Commenting on course portfolio performance, W. Bradley Blair, II, President and CEO of Golf Trust of America, said, "1999 was another year of solid returns for Golf Trust. In light of the overall constraints in the REIT sector, I feel extremely pleased with the results Golf Trust has achieved and our underlying performance at the course level."

1999 Highlights include:

  • Revenues increased 25.7% to $55.8 million for the year ended December 31, 1999, from $44.4 million for the same period last year. Same-store revenues increased 3% for the year ended December 31, 1999 and same-store revenues per round increased 4%.

  • GTA declared distribution to shareholders of $1.76 for the year ended December 31, 1999, reducing its payout ratio from 77% of FFO for the prior year to 67% of FFO this year.

  • On May 11, 1999, GTA acquired Metamora Golf & Country Club in Metamora, Michigan (45 minutes northeast of Detroit), for $5.9 Million, an 18-hole public facility, leased by Total Golf, Inc.

  • On July 28, 1999, GTA acquired the highly acclaimed Pete Dye Golf Club in Bridgeport, West Virginia for $10 Million, an 18-hole private club facility, leased by Golf Course Leasing, LLC.

  • GTA Board of Directors Adopted a Shareholder Rights Plan and authorized a plan for the repurchase of up to one million shares of common stock.

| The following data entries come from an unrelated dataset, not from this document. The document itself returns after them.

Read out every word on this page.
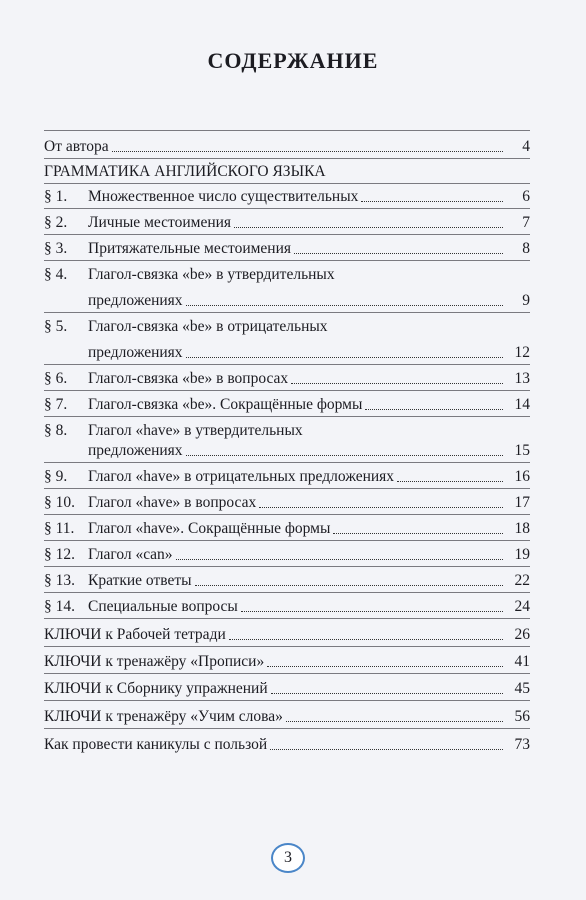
СОДЕРЖАНИЕ
От автора	4
ГРАММАТИКА АНГЛИЙСКОГО ЯЗЫКА
§ 1.	Множественное число существительных	6
§ 2.	Личные местоимения	7
§ 3.	Притяжательные местоимения	8
§ 4. Глагол-связка «be» в утвердительных
предложениях	9
§ 5. Глагол-связка «be» в отрицательных
предложениях	12
§ 6.	Глагол-связка «be» в вопросах	13
§ 7.	Глагол-связка «be». Сокращённые формы	14
§ 8. Глагол «have» в утвердительных
предложениях	15
§ 9.	Глагол «have» в отрицательных предложениях	16
§ 10. Глагол «have» в вопросах	17
§ 11. Глагол «have». Сокращённые формы	18
§ 12. Глагол «can»	19
§ 13. Краткие ответы	22
§ 14. Специальные вопросы	24
КЛЮЧИ к Рабочей тетради	26
КЛЮЧИ к тренажёру «Прописи»	41
КЛЮЧИ к Сборнику упражнений	45
КЛЮЧИ к тренажёру «Учим слова»	56
Как провести каникулы с пользой	73
3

  • GTA Lessee Association approved the continued affiliation with Preferred Vendors, Club Car, John Deere, Lesco, The Toro Company, OM Scotts, Rainbird, and the addition of ePayNet Solutions, a national insurance and employee leasing company.



As of December 31, 1999, the Company had an interest in a total of 47 courses, located in 16 states. Since its initial acquisition of ten courses in February 1997, GTA has acquired interests in 37 (18-hole equivalent) courses, for a total investment in excess of $360 million.

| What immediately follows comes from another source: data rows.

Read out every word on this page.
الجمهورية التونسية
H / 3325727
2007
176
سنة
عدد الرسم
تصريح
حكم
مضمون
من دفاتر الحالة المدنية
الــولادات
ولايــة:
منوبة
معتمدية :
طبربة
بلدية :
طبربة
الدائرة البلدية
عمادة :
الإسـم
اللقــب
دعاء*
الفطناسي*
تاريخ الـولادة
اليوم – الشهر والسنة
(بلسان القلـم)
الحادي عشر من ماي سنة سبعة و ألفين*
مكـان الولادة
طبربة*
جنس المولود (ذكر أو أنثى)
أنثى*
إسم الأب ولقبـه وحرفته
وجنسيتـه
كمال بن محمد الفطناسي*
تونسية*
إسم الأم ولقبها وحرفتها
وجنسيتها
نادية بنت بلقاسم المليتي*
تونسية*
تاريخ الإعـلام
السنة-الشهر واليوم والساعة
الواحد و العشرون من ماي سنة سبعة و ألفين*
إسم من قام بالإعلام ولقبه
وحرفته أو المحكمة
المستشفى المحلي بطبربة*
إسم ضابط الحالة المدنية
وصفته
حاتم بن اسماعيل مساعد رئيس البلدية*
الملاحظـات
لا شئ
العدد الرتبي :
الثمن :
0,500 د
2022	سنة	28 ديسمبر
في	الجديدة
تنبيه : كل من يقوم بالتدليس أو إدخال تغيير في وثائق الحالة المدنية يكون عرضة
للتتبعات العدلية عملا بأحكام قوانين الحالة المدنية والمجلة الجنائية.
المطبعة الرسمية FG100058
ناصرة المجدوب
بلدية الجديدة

Golf Trust of America, Inc. with headquarters in Charleston, South Carolina, is a self-administered REIT formed to capitalize on the consolidation opportunities in the ownership of golf courses in the United States. The Company's business strategy is to acquire high quality golf courses and lease them to qualified third party operators, including affiliates of the sellers.

Certain matters discussed in this press release may constitute forward-looking statements within the meaning of the federal securities laws. Actual results and the timing of certain events could differ materially from those projected in or contemplated by the forward-looking statements due to a number of factors including general economic conditions, competition for golf course acquisitions, the availability of equity and debt financing, interest rates and other risk factors as outlined in the Company's SEC reports, including the prospectus dated November 4, 1997 and the annual report on Form 10-K dated March 31, 1998.